Martin Wurster, Missionar in Taiwan, ist davon überzeugt: „Ich darf Gott voll-klagen.“

Eines Abends fährt er nach einem langen Arbeitstag mit dem Motorroller heim, als ihm ein Auto die Vorfahrt nimmt. Er stürzt auf seinen Rücken, dabei wird sein dritter Brustwirbel völlig zertrümmert. Statt künftig in China eine Arbeit mit schwerhörigen Kindern aufzubauen, fliegt er querschnittsgelähmt mit Frau und fünf kleinen Kindern zurück nach Deutschland.

Wurster wächst mit sieben Geschwister in einem christlichen Elternhaus auf. 1977 findet er zum lebendigen Glauben und entschließt sich nach einem Gespräch mit einem befreundeten Theologiestudenten, Missionar zu werden. Seine Mutter stimmt dem Wunsch ihres Sohnes gerne zu. Sie hatte bei seiner Geburt Gott versprochen, dass sie ihren Sohn ihm ganz überlasse, wenn er – nach drei kranken Kindern – gesund aufwachse.

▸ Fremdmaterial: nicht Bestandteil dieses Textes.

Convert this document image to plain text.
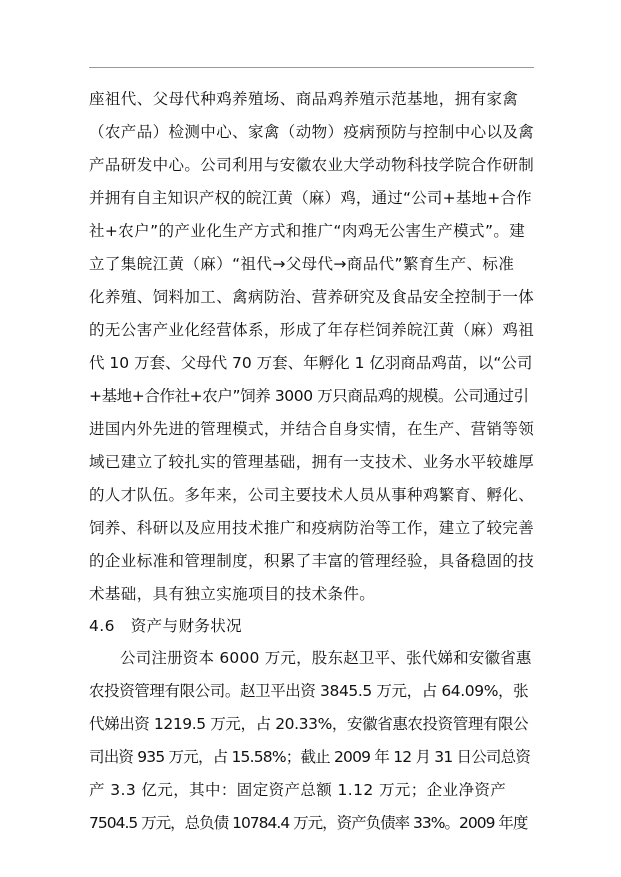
座祖代、父母代种鸡养殖场、商品鸡养殖示范基地，拥有家禽
（农产品）检测中心、家禽（动物）疫病预防与控制中心以及禽
产品研发中心。公司利用与安徽农业大学动物科技学院合作研制
并拥有自主知识产权的皖江黄（麻）鸡，通过“公司+基地+合作
社+农户”的产业化生产方式和推广“肉鸡无公害生产模式”。建
立了集皖江黄（麻）“祖代→父母代→商品代”繁育生产、标准
化养殖、饲料加工、禽病防治、营养研究及食品安全控制于一体
的无公害产业化经营体系，形成了年存栏饲养皖江黄（麻）鸡祖
代 10 万套、父母代 70 万套、年孵化 1 亿羽商品鸡苗，以“公司
+基地+合作社+农户”饲养 3000 万只商品鸡的规模。公司通过引
进国内外先进的管理模式，并结合自身实情，在生产、营销等领
域已建立了较扎实的管理基础，拥有一支技术、业务水平较雄厚
的人才队伍。多年来，公司主要技术人员从事种鸡繁育、孵化、
饲养、科研以及应用技术推广和疫病防治等工作，建立了较完善
的企业标准和管理制度，积累了丰富的管理经验，具备稳固的技
术基础，具有独立实施项目的技术条件。
4.6　资产与财务状况
公司注册资本 6000 万元，股东赵卫平、张代娣和安徽省惠
农投资管理有限公司。赵卫平出资 3845.5 万元，占 64.09%，张
代娣出资 1219.5 万元，占 20.33%，安徽省惠农投资管理有限公
司出资 935 万元，占 15.58%；截止 2009 年 12 月 31 日公司总资
产 3.3 亿元，其中：固定资产总额 1.12 万元；企业净资产
7504.5 万元，总负债 10784.4 万元，资产负债率 33%。2009 年度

Nach dem Theologiestudium geht Wurster nach Taiwan und erlebt ein „Sprachenwunder“: Er lernt in zwei Jahren Taiwanisch, später sogar noch Mandarin – und das, obwohl er aufgrund schlechter Deutsch- und Englischnoten vom Gymnasium geflogen war. 14 Jahre lang ist Wurster mit seiner Frau Ulrike in Taiwan u. a. als Pastor und Leiter einer Jugendorganisation tätig. Dabei knüpft er auch Kontakte zu Spachheilzentren in China. Das Paar bekommt fünf Kinder. Dann der Unfall.

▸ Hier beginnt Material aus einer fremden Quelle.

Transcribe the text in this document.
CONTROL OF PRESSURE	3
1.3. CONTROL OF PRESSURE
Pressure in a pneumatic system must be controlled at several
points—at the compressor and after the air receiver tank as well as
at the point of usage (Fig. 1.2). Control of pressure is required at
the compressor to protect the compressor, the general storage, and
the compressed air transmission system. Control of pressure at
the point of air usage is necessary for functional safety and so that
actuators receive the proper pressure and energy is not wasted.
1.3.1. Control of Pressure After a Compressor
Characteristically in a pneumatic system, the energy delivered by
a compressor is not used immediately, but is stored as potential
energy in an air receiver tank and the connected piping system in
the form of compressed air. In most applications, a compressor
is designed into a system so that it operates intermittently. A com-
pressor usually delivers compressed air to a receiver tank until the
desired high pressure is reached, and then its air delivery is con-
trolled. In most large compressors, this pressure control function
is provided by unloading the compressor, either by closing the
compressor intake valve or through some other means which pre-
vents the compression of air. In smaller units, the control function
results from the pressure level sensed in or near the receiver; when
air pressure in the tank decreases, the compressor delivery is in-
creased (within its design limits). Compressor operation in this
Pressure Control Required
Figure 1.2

Trost durch die biblischen Psalmen

Für Wurster bricht eine harte Zeit an. Trost findet er in den Psalmen, da er erkennt: Ich darf Gott „voll-klagen“ und alle meine Warum-Fragen stellen. Den Theologen tröstet, dass Gott ihn schon immer gekannt und gesehen hat: „Wenn Gott so etwas zulässt, dann vertraue ich darauf, dass er mitgeht und es zu seinem Plan gehört. Ein Leben im Rollstuhl kann vielleicht sogar reicher sein als auf zwei Füßen.“ Wurster kann als Missionsreferent bei der Liebenzeller Mission weiterarbeiten. Außerdem hilft er mit, den Hilfsbund Global Team aufzubauen, der in China ein Patenschaftsprojekt für hörbehinderte Kinder betreibt und Gehörlose ausbildet.

„Muss es immer so ein großes Wunder sein?“

Auch nach 15 Jahren betet Wurster immer noch um Heilung – aber er fragt sich: „Muss es immer dieses großes Wunder sein?“ Nach seinem Unfall hat er viele Wunder erlebt: So hatte ihm zwei Jahre zuvor ein Freund dringend zu einer Unfall- und Lebensversicherung geraten. Dank dieser konnte er sich ein behindertengerechtes Haus bauen lassen. Die Berufsgenossenschaft stellt ihm die besten Rollstühle zur Verfügung, und er erhält 80 Prozent seines letzten Lohnes als Rente.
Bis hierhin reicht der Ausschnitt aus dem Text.